When I later ask one of the other attendees, a Caribbean woman named Dolores, if she doesn't find it a bit troubling that the program is banking on the financial ruin of other homeowners, she changes the subject.
After the question-and-answer period while small groups of attendees are gangpressed to the back of the room for the hard sellI approach a few people in the hallway outside to get their take on the workshop.
"It's beautiful, pure genius," says Clay, a gentleman with an accent who sat to my left during the presentation, and who was still deliberating on whether to drop the $3,000 for the three-day seminar.
Although Dave -- whose snores carried across the room as he dozed off a few times during the workshop -- wasn't prepared to hand over his credit card just yet, he was impressed all the same. "Like, wow, the guy just says things, and you know he knows what he's talking about."
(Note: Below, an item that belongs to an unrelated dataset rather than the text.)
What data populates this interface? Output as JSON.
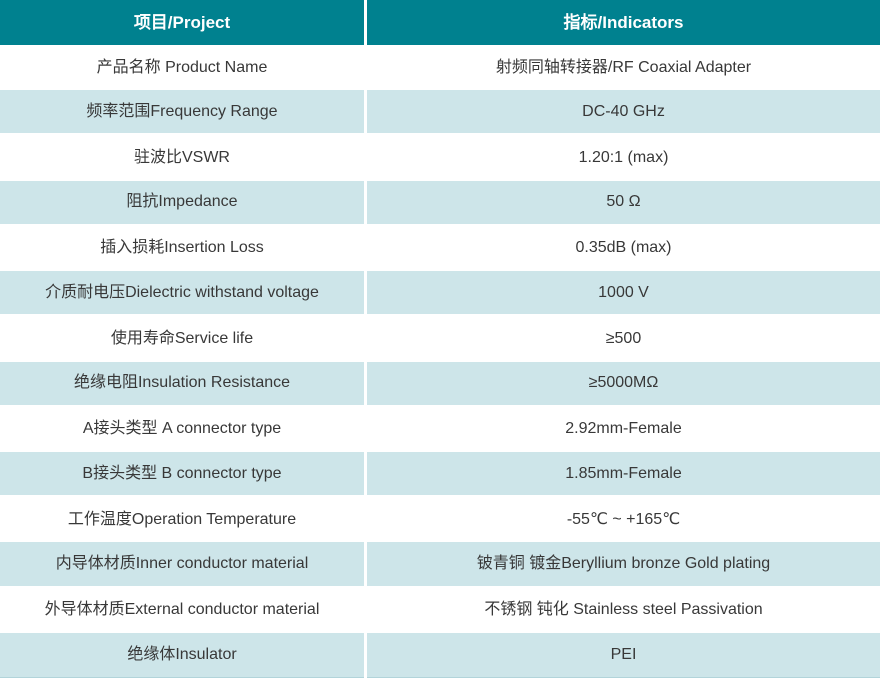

I do find a slight skeptic in Pete Valdez, an elderly man from Queens who urges that I attend other seminars and don't commit "just yet."
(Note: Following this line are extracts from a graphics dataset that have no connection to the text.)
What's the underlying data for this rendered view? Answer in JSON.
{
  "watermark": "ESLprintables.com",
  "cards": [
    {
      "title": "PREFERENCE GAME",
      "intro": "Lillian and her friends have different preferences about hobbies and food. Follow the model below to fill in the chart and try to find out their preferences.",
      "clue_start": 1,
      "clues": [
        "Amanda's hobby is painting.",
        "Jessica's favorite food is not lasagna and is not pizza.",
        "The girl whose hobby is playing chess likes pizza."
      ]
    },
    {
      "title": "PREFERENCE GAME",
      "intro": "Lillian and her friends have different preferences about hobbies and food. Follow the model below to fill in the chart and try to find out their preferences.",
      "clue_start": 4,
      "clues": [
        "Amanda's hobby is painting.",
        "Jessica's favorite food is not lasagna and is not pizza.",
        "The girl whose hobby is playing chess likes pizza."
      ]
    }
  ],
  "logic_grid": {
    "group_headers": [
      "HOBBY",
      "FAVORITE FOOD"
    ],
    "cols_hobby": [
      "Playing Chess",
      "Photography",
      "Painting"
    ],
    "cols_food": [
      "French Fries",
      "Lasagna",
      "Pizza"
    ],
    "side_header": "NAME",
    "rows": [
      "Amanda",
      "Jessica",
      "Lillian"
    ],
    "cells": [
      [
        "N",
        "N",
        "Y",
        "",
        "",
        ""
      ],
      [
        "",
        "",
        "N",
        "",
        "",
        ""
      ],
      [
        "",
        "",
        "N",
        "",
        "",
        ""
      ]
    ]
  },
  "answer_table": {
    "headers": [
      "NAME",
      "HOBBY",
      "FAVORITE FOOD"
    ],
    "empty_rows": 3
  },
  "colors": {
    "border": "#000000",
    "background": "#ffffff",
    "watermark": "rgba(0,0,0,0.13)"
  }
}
It's frankly amazing, and quite depressing, that in this era of information overflow, so many people still employ so little due diligence when tempted by propositions that fit the dictionary definition of "too good to be true." One of the first hits for a quick Google search on the Robert Allen Institute is at ripoffreport.com, a site dedicated to complaints about frauds, scams and unscrupulous businesses. Here you will find a long and sad list of people from all over the country who also had hopes of learning how to house-flip their way to millionaire status.
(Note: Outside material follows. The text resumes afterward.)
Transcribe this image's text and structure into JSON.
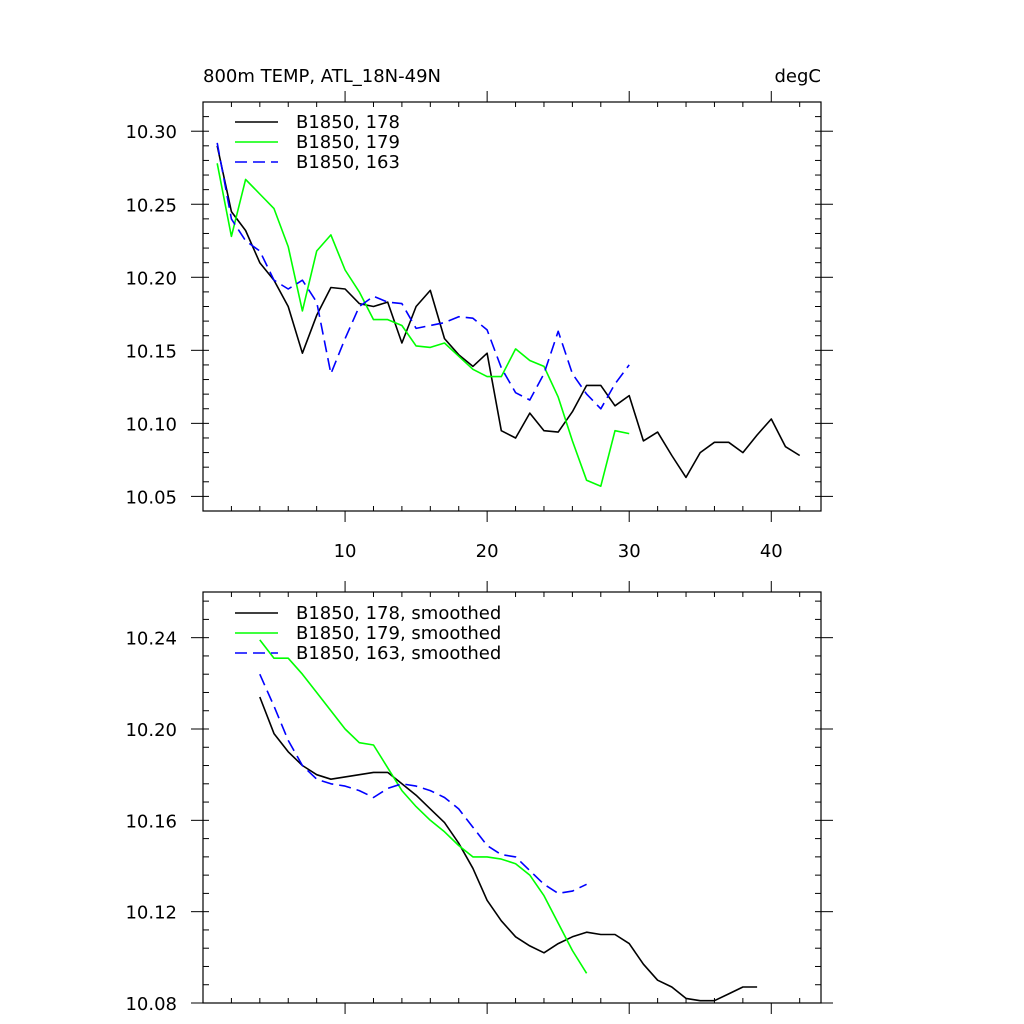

"They take your money and then won't give it back, even though they promise you a refund if you don't succeed," reports Patti, of Elmwood Park, Illinois. "I personally put $15,000 on my credit card, under the idea of making that money back with my first house deal, that hasn't happened and won't happen anytime soon. Now I can't even get a loan for a house because I have too much debt, and I'm in a hole so deep I can't get out."
"I have gone in to debt with my credit cards and wasted the little money I had in the bank account, and my family's money as well," reports Andres from Dallas, Texas. "The Robert Allen Institute has put my family and I through so much stress I don't know what else to do anymore!"
Then again, maybe this isn't so surprising, after all human behavior is driven as much or more by emotion and wishful thinking than informed decision-making, despite what we often tell ourselves. And given the collapsing economy, I wonder how many attendees of the "real estate riches" workshop at the Roosevelt Hotel are worried about keeping up on their own mortgage payments, or how many are only a few months away from foreclosure themselves.
Or perhaps they're just looking for a little good news. I did notice that many of the people leaving the seminar seemed energized and invigorated, their confidence restored in the miracle making abilities of our laissez faire system despite all the negative news. And in this bold new era, who can blame them for not wanting to be left behind. While Flip This House continues to air on A&E to a devoted following, the way things are going, maybe it's only a matter of time before some plucky TV producer launches Flip or be Flipped, the newest cutthroat reality show for the Great Recession.